Galapagos abandons cell therapy, putting 365 jobs at risk

News
Crawford Jolly

Galapagos' difficult year has continued with a decision to wind down its cell therapy business as it looks for deals that will deliver a "strong and sustainable future."

The Belgian biotech's rollercoaster 2025 started with a plan to split in two, separating its drug development and cell therapy businesses, although that was abandoned just a few months later on the grounds that "regulatory and market conditions" had made it think again.

At the same time, the retirement of long-serving chief executive Paul Stoffels, who had been due to step down as CEO after the separation was completed, was brought forward with former Neumora CEO Henry Gosebruch stepping into the role.

Now, the company has said that winding down the cell therapy unit altogether is the best course of action as it continues to seek "transformational business development transactions with its available cash resources."

Gosebruch said that Galapagos had tried to find a buyer or investor in the cell therapy unit with the expertise and resources to take the business forward, but had received only a "limited number" of non-binding offers.

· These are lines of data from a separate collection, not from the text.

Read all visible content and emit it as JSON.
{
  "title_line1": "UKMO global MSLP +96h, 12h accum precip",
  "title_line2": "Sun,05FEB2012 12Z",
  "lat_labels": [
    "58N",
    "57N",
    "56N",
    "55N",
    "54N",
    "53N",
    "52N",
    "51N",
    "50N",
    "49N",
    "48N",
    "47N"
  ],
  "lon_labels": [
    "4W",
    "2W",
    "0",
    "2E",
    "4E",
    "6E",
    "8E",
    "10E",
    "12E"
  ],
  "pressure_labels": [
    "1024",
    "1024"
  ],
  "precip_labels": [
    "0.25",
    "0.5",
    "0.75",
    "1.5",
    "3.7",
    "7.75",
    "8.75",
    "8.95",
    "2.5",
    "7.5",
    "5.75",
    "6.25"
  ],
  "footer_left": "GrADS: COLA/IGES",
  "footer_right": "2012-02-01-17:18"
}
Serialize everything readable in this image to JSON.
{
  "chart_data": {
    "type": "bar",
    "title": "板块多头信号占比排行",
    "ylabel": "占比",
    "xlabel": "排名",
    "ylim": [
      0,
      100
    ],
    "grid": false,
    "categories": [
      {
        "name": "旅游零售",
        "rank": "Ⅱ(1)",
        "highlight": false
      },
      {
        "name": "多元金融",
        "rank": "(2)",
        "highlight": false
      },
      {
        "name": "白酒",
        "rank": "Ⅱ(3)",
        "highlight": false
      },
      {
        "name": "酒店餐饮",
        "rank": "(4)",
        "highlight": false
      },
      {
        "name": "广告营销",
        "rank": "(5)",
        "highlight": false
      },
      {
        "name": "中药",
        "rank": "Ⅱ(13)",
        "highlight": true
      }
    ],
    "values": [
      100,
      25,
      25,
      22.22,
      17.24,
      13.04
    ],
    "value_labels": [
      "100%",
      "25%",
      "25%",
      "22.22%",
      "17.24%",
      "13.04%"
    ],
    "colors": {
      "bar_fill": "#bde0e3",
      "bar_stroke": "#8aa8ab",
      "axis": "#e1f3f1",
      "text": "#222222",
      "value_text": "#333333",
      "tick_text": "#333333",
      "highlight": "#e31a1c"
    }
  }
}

"Ultimately, no viable proposals were received with terms or financing that would reasonably support the business' future," he continued, but added that any proposals to acquire the unit – whole or in part – would be considered while the winding-down process plays out.

The decision to wind down the unit has already been approved by Galapagos' board of directors, but will still need to be negotiated by works councils in Belgium and the Netherlands. It employs 365 people at locations in Europe, the US, and China.

Galapagos' cell therapy pipeline is led by CD19-targeting CAR-T candidate GLPG5101, which is in a phase 1/2 trial in patients with relapsed/refractory, indolent non-Hodgkin lymphoma (NHL) and achieved a 97% complete response rate in a cohort of 32 patients at the ICML congress in June.

The drug development side of the company is currently focused on finding a partner for GLPG3667, a TYK2-targeting small molecule in mid-stage development for systemic lupus erythematosus (SLE) and dermatomyositis (DM), as it seeks out business development opportunities.

The company ended the first half of this year with €3.1 billion ($3.6 billion) in cash reserves, and is due to report its third-quarter results on 6th November. It expects operating costs of up to €125 million for the cell therapy division through 2026, plus another €150 to €200 million in one-time restructuring costs next year.

Galapagos' decision is the second retreat from cell therapy of late, coming after Novo Nordisk said it was exiting the category earlier this month with around 250 job losses, ending a long-running effort to develop a candidate for type 1 diabetes.